Coltsfoot started blooming three days ago on the Rose Bank. This is the first flower in my garden and this year it is much earlier than usual. I wrote about Coltsfoot’s properties as a medicinal herb here on April 17 in 2009. Coltsfoot is also known as Coughwort and is known as a remedy for coughs and other respiratory ailments across several culture.

I wrote about it as a wildflower here last year on April 26. I wonder – can a plant be an herb AND a wildflowers at the same time? Don’t know but I welcome those early dandelion-like flowers.

My pussy willow grows in such a wet spot that I didn’t get to it until yesterday to take a photo. It has been pussied up for so long now that it is just beginning to turn green at the base.

While I have daffodil shoots coming up I was amazed and delighted to see daffs blooming along the side of the Mohawk Trail in Charlemont yesterday and in Greenfield I saw magnolias, forsythia, scillas and more daffs in bloom. I can see leaf buds growing fat and green on lilacs – visible even from the car.
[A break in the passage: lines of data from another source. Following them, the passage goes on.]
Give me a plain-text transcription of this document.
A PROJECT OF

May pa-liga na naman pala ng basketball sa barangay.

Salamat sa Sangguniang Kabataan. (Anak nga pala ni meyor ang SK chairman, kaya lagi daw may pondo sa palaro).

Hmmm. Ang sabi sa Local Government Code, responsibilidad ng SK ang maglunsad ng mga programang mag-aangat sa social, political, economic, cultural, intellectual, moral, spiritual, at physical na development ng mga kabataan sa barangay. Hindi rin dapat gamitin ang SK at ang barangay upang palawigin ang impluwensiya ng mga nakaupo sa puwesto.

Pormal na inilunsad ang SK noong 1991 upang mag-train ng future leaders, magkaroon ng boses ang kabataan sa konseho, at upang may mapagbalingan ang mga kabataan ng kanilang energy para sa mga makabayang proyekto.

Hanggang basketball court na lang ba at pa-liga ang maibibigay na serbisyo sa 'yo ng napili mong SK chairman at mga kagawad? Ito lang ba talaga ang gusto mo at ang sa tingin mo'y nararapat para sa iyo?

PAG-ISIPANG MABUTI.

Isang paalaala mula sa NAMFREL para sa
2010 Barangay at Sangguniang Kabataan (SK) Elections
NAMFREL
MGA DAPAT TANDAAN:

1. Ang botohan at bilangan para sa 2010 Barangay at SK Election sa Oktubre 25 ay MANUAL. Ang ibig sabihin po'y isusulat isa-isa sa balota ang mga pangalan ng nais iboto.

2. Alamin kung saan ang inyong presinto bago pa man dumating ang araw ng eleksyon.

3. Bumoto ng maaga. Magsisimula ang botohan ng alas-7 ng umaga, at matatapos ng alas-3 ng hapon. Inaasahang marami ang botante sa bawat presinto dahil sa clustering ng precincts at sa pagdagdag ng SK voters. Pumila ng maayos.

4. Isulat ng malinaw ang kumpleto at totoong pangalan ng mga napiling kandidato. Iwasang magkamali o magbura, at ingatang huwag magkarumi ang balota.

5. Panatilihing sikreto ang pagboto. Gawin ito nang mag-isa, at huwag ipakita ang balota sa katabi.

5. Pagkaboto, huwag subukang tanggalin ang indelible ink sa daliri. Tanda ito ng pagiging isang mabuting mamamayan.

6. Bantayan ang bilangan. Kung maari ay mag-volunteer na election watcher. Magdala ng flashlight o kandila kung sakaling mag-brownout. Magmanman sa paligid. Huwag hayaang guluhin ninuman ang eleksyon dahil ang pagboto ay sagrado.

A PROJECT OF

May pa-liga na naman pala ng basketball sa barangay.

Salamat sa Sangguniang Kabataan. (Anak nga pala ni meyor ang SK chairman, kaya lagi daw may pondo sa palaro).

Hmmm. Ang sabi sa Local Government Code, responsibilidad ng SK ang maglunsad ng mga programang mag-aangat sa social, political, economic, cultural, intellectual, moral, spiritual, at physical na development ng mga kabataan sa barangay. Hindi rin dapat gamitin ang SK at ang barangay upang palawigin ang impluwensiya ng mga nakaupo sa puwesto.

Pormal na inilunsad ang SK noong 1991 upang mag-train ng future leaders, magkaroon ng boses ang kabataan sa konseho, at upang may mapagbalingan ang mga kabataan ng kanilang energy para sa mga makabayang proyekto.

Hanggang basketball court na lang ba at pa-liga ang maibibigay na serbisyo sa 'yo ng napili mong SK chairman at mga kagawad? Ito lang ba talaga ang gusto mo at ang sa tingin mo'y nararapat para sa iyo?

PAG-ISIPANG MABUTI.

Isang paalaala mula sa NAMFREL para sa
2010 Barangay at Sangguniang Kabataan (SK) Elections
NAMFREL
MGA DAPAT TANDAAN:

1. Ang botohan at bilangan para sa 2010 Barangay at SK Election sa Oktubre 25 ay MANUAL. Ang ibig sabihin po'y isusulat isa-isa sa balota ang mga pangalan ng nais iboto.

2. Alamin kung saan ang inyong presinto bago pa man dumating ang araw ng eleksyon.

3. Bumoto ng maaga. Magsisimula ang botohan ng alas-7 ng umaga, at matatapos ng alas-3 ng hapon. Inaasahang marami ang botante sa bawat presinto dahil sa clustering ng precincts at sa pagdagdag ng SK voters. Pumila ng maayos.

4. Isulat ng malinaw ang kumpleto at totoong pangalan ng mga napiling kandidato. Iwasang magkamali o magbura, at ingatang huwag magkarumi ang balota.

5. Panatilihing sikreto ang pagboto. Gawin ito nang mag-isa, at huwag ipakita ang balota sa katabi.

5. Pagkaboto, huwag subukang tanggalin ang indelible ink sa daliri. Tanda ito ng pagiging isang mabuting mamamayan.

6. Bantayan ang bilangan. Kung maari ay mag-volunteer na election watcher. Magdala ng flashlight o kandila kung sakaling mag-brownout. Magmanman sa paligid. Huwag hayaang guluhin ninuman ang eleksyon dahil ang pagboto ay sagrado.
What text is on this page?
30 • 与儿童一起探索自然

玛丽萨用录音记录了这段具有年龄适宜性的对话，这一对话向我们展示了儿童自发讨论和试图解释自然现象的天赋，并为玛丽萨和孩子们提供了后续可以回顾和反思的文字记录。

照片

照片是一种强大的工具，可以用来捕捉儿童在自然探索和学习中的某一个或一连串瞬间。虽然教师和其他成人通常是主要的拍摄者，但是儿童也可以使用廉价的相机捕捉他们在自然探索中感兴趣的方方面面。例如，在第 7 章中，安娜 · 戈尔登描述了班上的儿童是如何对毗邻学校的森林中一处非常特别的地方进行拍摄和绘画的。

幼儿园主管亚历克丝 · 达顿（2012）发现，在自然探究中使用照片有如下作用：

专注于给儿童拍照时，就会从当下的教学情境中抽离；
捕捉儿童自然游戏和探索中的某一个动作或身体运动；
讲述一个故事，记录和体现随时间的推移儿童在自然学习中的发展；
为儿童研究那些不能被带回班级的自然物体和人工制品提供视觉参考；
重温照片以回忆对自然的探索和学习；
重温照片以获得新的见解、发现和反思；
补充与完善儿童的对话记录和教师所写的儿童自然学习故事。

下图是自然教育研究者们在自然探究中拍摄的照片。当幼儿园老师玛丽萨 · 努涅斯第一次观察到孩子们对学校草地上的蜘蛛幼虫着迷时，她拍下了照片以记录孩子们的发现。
Spring is coming at breakneck speed. Will it last?

This Post Has 5 Comments

  1. Lisa at Greenbow

    Isn’t spring grand! It is so hot here it feels like late May instead of late March.

  2. Pat

    Lisa – Yesterday the temperature went over 80! Very strange. But it is cooler today.

  3. Sharon Lovejoy

    Sure a plant can be both a wildflower and an herb!

    I love seeing those first few welcome and glorious hints of spring. Yes, we DO have a spring here in California too. My figs and grapes had leaves like tight baby fists last week. Now they’re open hands. I am so happy for renewed life.

    All joys to you,

    Sharon Lovejoy Writes from Sunflower House and a Little Green Island

  4. Pat

    Sharon – My lilac leaf buds are getting fatter ever minute.

  5. Jason

    I just got home from a three day trip and found the serviceberry in bloom. The crabapple looks like it will pop in a week or less. Virginia bluebells, bleeding heart and brunnera are just on the brink of blooming. It makes me feel almost sad – like the spring flower displays will be here and gone before I have a chance to really appreciate them. Of course, it doesn’t help I have to travel so much this time of year.